Time went on, and pcs replaced terminals. It was still telnet across the T1, but it evolved to TCP/IP and of course a few shared folders were added. To my surprise, this didn't choke the data lines until the Internet started to be important. The pcs at the branch stores were getting their Internet access from the main store through the T1, and it was too slow.
To fix that, we gave the branch its own internet access, and that's where I made the mistake.
The pcs in the branch were currently getting DHCP from the router in the main store. Of course that gave them that router as their default gateway and we needed them to have their local router serve that function. There are a few things I could have done at that point.
I could have put the branch pcs in a different subnet and routed them through the T1 for access to the original LAN. That would have required more advanced routers than we were currently using.
I could have put those pcs into another subnet and created a VPN back to the store, bypassing the T1. This was easy enough to do, but the owner didn't like it because Internet access was far from rock solid then and he rightfully felt that the T1 was much more reliable. He still feels that is true, and although the Internet has become more reliable in the passing years, he's right.
I could have put static ip addresses and static gateways on all the pcs at the branch. That's annoying, so I went for the only other choice.
I enabled DHCP on their local router.
Of course I used a different scope. My reasoning went like this: DHCP works by the pcs broadcasting a request to be given an address. A server that can hand out addresses responds, and whatever response the pc sees first is what it will take.
There's nothing wrong with having two DHCP servers. People will insist otherwise, but they are wrong. Another server to failover is fine. You'd usually configure them with different scopes as I did, but it is even possible to configure the same scope.

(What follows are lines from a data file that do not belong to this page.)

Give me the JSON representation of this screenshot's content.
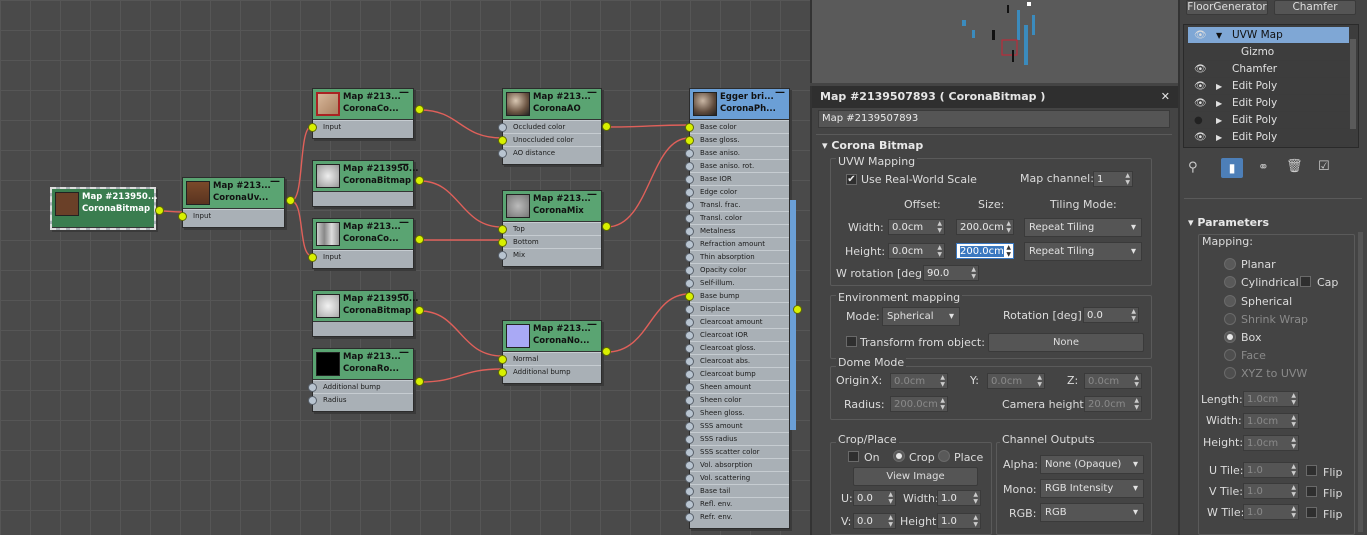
{
  "graph": {
    "nodes": {
      "bitmap_root": {
        "title": "Map #213950...",
        "subtitle": "CoronaBitmap"
      },
      "uvw": {
        "title": "Map #213...",
        "subtitle": "CoronaUv...",
        "rows": [
          "Input"
        ]
      },
      "col1_a": {
        "title": "Map #213...",
        "subtitle": "CoronaCo...",
        "rows": [
          "Input"
        ]
      },
      "col1_b": {
        "title": "Map #213950...",
        "subtitle": "CoronaBitmap"
      },
      "col1_c": {
        "title": "Map #213...",
        "subtitle": "CoronaCo...",
        "rows": [
          "Input"
        ]
      },
      "col1_d": {
        "title": "Map #213950...",
        "subtitle": "CoronaBitmap"
      },
      "col1_e": {
        "title": "Map #213...",
        "subtitle": "CoronaRo...",
        "rows": [
          "Additional bump",
          "Radius"
        ]
      },
      "ao": {
        "title": "Map #213...",
        "subtitle": "CoronaAO",
        "rows": [
          "Occluded color",
          "Unoccluded color",
          "AO distance"
        ]
      },
      "mix": {
        "title": "Map #213...",
        "subtitle": "CoronaMix",
        "rows": [
          "Top",
          "Bottom",
          "Mix"
        ]
      },
      "normal": {
        "title": "Map #213...",
        "subtitle": "CoronaNo...",
        "rows": [
          "Normal",
          "Additional bump"
        ]
      },
      "material": {
        "title": "Egger  bri...",
        "subtitle": "CoronaPh...",
        "rows": [
          "Base color",
          "Base gloss.",
          "Base aniso.",
          "Base aniso. rot.",
          "Base IOR",
          "Edge color",
          "Transl. frac.",
          "Transl. color",
          "Metalness",
          "Refraction amount",
          "Thin absorption",
          "Opacity color",
          "Self-illum.",
          "Base bump",
          "Displace",
          "Clearcoat amount",
          "Clearcoat IOR",
          "Clearcoat gloss.",
          "Clearcoat abs.",
          "Clearcoat bump",
          "Sheen amount",
          "Sheen color",
          "Sheen gloss.",
          "SSS amount",
          "SSS radius",
          "SSS scatter color",
          "Vol. absorption",
          "Vol. scattering",
          "Base tail",
          "Refl. env.",
          "Refr. env."
        ]
      }
    }
  },
  "material_panel": {
    "window_title": "Map #2139507893  ( CoronaBitmap )",
    "close": "✕",
    "name_field": "Map #2139507893",
    "rollout_title": "Corona Bitmap",
    "uvw": {
      "group_label": "UVW Mapping",
      "real_world_label": "Use Real-World Scale",
      "real_world_checked": "✔",
      "map_channel_label": "Map channel:",
      "map_channel": "1",
      "offset_header": "Offset:",
      "size_header": "Size:",
      "tiling_header": "Tiling Mode:",
      "width_label": "Width:",
      "height_label": "Height:",
      "width_offset": "0.0cm",
      "height_offset": "0.0cm",
      "width_size": "200.0cm",
      "height_size": "200.0cm",
      "width_tiling": "Repeat Tiling",
      "height_tiling": "Repeat Tiling",
      "w_rotation_label": "W rotation [deg]",
      "w_rotation": "90.0"
    },
    "env": {
      "group_label": "Environment mapping",
      "mode_label": "Mode:",
      "mode": "Spherical",
      "rotation_label": "Rotation [deg]:",
      "rotation": "0.0",
      "transform_label": "Transform from object:",
      "none_button": "None"
    },
    "dome": {
      "group_label": "Dome Mode",
      "origin_label": "Origin",
      "x_label": "X:",
      "x": "0.0cm",
      "y_label": "Y:",
      "y": "0.0cm",
      "z_label": "Z:",
      "z": "0.0cm",
      "radius_label": "Radius:",
      "radius": "200.0cm",
      "camera_height_label": "Camera height:",
      "camera_height": "20.0cm"
    },
    "crop": {
      "group_label": "Crop/Place",
      "on_label": "On",
      "crop_label": "Crop",
      "place_label": "Place",
      "view_image": "View Image",
      "u_label": "U:",
      "u": "0.0",
      "v_label": "V:",
      "v": "0.0",
      "width_label": "Width:",
      "width": "1.0",
      "height_label": "Height:",
      "height": "1.0"
    },
    "outputs": {
      "group_label": "Channel Outputs",
      "alpha_label": "Alpha:",
      "alpha": "None (Opaque)",
      "mono_label": "Mono:",
      "mono": "RGB Intensity",
      "rgb_label": "RGB:",
      "rgb": "RGB"
    }
  },
  "modifier_panel": {
    "top_buttons": [
      "FloorGenerator",
      "Chamfer"
    ],
    "stack": [
      {
        "label": "UVW Map",
        "selected": true
      },
      {
        "label": "Gizmo"
      },
      {
        "label": "Chamfer"
      },
      {
        "label": "Edit Poly"
      },
      {
        "label": "Edit Poly"
      },
      {
        "label": "Edit Poly"
      },
      {
        "label": "Edit Poly"
      }
    ],
    "parameters_title": "Parameters",
    "mapping_label": "Mapping:",
    "mapping_options": [
      "Planar",
      "Cylindrical",
      "Spherical",
      "Shrink Wrap",
      "Box",
      "Face",
      "XYZ to UVW"
    ],
    "cap_label": "Cap",
    "length_label": "Length:",
    "length": "1.0cm",
    "width_label": "Width:",
    "width": "1.0cm",
    "height_label": "Height:",
    "height": "1.0cm",
    "utile_label": "U Tile:",
    "utile": "1.0",
    "vtile_label": "V Tile:",
    "vtile": "1.0",
    "wtile_label": "W Tile:",
    "wtile": "1.0",
    "flip_label": "Flip"
  },
  "colors": {
    "node_header": "#5aa472",
    "material_header": "#6b9fd6",
    "wire": "#e0605a",
    "selection": "#7fa7d5"
  }
}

That is is unusual and tricky stuff though; usually you'd split the scope.
Of course in the usual case, you'd be handing out the same gateway and DNS from each server, but that's not what I was doing. What would prevent a pc in the branch from getting its address and gateway from the main store or vice versa?
Well, the T1 should keep that in order, I thought. Being a relatively slow path, the local pcs should get the local address offer before seeing an offer from the branch and vice versa.

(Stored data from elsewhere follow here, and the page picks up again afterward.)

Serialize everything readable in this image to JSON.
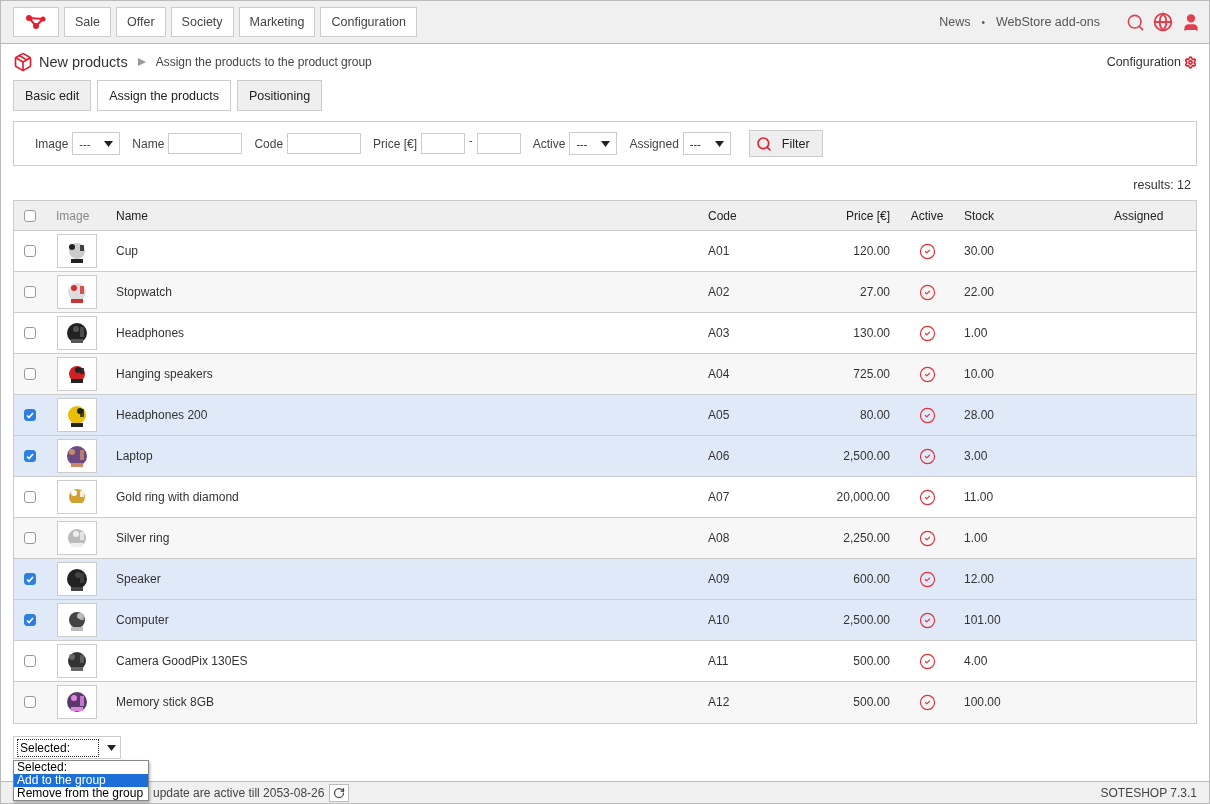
{
  "nav": {
    "items": [
      "Sale",
      "Offer",
      "Society",
      "Marketing",
      "Configuration"
    ],
    "links": [
      "News",
      "WebStore add-ons"
    ],
    "separator": "•"
  },
  "breadcrumb": {
    "title": "New products",
    "current": "Assign the products to the product group",
    "config": "Configuration"
  },
  "tabs": [
    {
      "label": "Basic edit",
      "selected": false
    },
    {
      "label": "Assign the products",
      "selected": true
    },
    {
      "label": "Positioning",
      "selected": false
    }
  ],
  "filters": [
    {
      "kind": "select",
      "label": "Image",
      "value": "---"
    },
    {
      "kind": "text",
      "label": "Name"
    },
    {
      "kind": "text",
      "label": "Code"
    },
    {
      "kind": "range",
      "label": "Price [€]",
      "separator": "-"
    },
    {
      "kind": "select",
      "label": "Active",
      "value": "---"
    },
    {
      "kind": "select",
      "label": "Assigned",
      "value": "---"
    }
  ],
  "filter_button": "Filter",
  "results": "results: 12",
  "table": {
    "all_checked": false,
    "columns": [
      "Image",
      "Name",
      "Code",
      "Price [€]",
      "Active",
      "Stock",
      "Assigned"
    ],
    "rows": [
      {
        "name": "Cup",
        "code": "A01",
        "price": "120.00",
        "active": true,
        "stock": "30.00",
        "selected": false
      },
      {
        "name": "Stopwatch",
        "code": "A02",
        "price": "27.00",
        "active": true,
        "stock": "22.00",
        "selected": false
      },
      {
        "name": "Headphones",
        "code": "A03",
        "price": "130.00",
        "active": true,
        "stock": "1.00",
        "selected": false
      },
      {
        "name": "Hanging speakers",
        "code": "A04",
        "price": "725.00",
        "active": true,
        "stock": "10.00",
        "selected": false
      },
      {
        "name": "Headphones 200",
        "code": "A05",
        "price": "80.00",
        "active": true,
        "stock": "28.00",
        "selected": true
      },
      {
        "name": "Laptop",
        "code": "A06",
        "price": "2,500.00",
        "active": true,
        "stock": "3.00",
        "selected": true
      },
      {
        "name": "Gold ring with diamond",
        "code": "A07",
        "price": "20,000.00",
        "active": true,
        "stock": "11.00",
        "selected": false
      },
      {
        "name": "Silver ring",
        "code": "A08",
        "price": "2,250.00",
        "active": true,
        "stock": "1.00",
        "selected": false
      },
      {
        "name": "Speaker",
        "code": "A09",
        "price": "600.00",
        "active": true,
        "stock": "12.00",
        "selected": true
      },
      {
        "name": "Computer",
        "code": "A10",
        "price": "2,500.00",
        "active": true,
        "stock": "101.00",
        "selected": true
      },
      {
        "name": "Camera GoodPix 130ES",
        "code": "A11",
        "price": "500.00",
        "active": true,
        "stock": "4.00",
        "selected": false
      },
      {
        "name": "Memory stick 8GB",
        "code": "A12",
        "price": "500.00",
        "active": true,
        "stock": "100.00",
        "selected": false
      }
    ]
  },
  "bulk_action": {
    "value": "Selected:",
    "expanded": true,
    "options": [
      {
        "label": "Selected:",
        "highlighted": false
      },
      {
        "label": "Add to the group",
        "highlighted": true
      },
      {
        "label": "Remove from the group",
        "highlighted": false
      }
    ]
  },
  "footer": {
    "notice": "update are active till 2053-08-26",
    "version": "SOTESHOP 7.3.1"
  }
}
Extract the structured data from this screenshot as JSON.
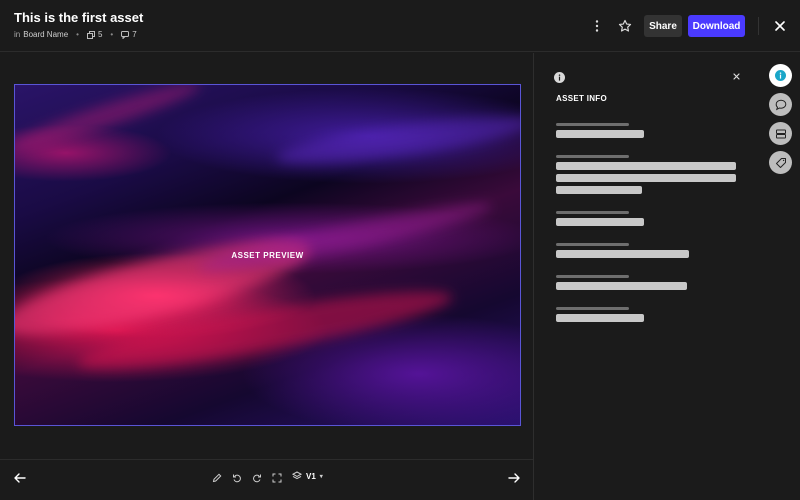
{
  "header": {
    "title": "This is the first asset",
    "in_label": "in",
    "board_name": "Board Name",
    "separator": "•",
    "files_count": "5",
    "comments_count": "7",
    "share_label": "Share",
    "download_label": "Download"
  },
  "viewer": {
    "preview_label": "ASSET PREVIEW",
    "version_label": "V1",
    "version_caret": "▾"
  },
  "panel": {
    "title": "ASSET INFO",
    "fields": [
      {
        "label_fraction": 0.27,
        "value_lines": [
          0.49
        ]
      },
      {
        "label_fraction": 0.27,
        "value_lines": [
          1.0,
          1.0,
          0.48
        ]
      },
      {
        "label_fraction": 0.27,
        "value_lines": [
          0.49
        ]
      },
      {
        "label_fraction": 0.27,
        "value_lines": [
          0.74
        ]
      },
      {
        "label_fraction": 0.27,
        "value_lines": [
          0.73
        ]
      },
      {
        "label_fraction": 0.27,
        "value_lines": [
          0.49
        ]
      }
    ]
  },
  "colors": {
    "background": "#1b1b1b",
    "accent": "#4a3aff",
    "rail_active_icon": "#1aa6c8"
  },
  "icons": [
    "more-vertical-icon",
    "star-icon",
    "close-icon",
    "info-icon",
    "comment-icon",
    "storage-icon",
    "tag-icon",
    "arrow-left-icon",
    "arrow-right-icon",
    "pencil-icon",
    "rotate-left-icon",
    "rotate-right-icon",
    "fullscreen-icon",
    "layers-icon",
    "files-icon",
    "comments-icon"
  ]
}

And so it seemed to be. I deployed the router, rebooted the pcs, and yes, they got the gateway I wanted them to have. Life was good.

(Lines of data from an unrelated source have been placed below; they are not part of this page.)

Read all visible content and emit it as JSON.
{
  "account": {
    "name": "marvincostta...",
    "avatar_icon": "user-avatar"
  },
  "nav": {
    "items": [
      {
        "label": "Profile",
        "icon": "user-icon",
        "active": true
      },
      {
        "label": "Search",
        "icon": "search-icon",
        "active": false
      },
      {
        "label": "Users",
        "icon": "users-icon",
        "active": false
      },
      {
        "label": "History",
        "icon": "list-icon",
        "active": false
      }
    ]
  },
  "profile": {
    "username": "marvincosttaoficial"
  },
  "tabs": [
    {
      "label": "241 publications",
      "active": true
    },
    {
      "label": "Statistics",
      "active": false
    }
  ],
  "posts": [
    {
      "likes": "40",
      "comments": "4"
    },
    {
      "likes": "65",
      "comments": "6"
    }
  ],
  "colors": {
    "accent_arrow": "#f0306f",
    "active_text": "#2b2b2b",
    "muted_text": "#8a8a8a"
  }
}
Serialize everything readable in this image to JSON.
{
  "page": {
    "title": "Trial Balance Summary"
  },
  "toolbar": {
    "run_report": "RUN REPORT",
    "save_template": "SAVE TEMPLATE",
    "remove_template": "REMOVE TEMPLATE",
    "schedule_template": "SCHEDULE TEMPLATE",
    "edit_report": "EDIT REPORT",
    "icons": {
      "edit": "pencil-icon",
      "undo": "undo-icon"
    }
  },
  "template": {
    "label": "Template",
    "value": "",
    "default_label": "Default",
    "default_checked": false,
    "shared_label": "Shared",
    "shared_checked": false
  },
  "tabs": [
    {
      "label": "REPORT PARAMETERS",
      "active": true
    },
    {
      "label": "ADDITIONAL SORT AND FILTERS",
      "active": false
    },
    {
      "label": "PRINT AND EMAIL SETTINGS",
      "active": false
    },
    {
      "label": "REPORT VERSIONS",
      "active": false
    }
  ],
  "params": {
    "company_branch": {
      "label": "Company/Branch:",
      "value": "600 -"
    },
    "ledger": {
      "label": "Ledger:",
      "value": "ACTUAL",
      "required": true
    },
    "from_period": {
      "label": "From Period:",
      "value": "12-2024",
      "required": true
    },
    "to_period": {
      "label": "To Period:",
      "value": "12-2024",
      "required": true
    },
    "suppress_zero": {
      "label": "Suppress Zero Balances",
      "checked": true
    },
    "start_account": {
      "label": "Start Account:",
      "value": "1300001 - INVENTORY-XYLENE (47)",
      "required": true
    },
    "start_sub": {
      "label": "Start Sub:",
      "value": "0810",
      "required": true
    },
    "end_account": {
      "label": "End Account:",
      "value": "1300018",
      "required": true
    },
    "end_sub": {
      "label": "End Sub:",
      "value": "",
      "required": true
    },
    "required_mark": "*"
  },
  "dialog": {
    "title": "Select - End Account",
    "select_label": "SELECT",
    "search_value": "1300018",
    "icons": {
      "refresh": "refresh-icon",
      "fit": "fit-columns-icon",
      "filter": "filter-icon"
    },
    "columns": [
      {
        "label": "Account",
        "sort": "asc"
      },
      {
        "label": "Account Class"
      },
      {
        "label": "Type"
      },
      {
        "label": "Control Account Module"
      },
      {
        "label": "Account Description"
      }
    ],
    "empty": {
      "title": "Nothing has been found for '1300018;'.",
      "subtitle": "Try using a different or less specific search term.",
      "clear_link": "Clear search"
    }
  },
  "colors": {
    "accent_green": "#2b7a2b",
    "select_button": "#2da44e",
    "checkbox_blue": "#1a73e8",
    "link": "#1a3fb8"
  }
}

The first hint of trouble didn't turn up until we deployed OpenDNS in the main store. I configured their router to use OpenDNS, but we noticed that a few machines were not being restricted. I was shocked when I saw why - they were getting DHCP from the branch!
How could that be? Well, maybe at some point we had to reboot the router just as these machines were booting. Not getting a local response, of course they took what they got from the branch. Simple fix, I thought, repair the ip or reboot.
Nope. Did not work. Well, ok, that makes sense, it has an ip and it wants to renew with that same ip if it can, so it must prefer that server.
I tried giving it a static ip from the scope I wanted and then changing back to DHCP. Nope, it went right back to the branch. Does it store this stuff somewhere? I don't know. Is there any place you can tell it to prefer one server over others? Not that I could find.
It seems that the only way to force this was to disconnect the branch router and renew ip's while it was non-functional. That's a long way from a good solution.
Upon further investigation, I found one pc at the branch that had latched on to the main router at some point. Enough - this has to be fixed.
So, next week I will be putting static info on the branch office pcs. Then I will disable DHCP on its router and reorient the main office pcs that are incorrectly using it. That will put things back as they should be.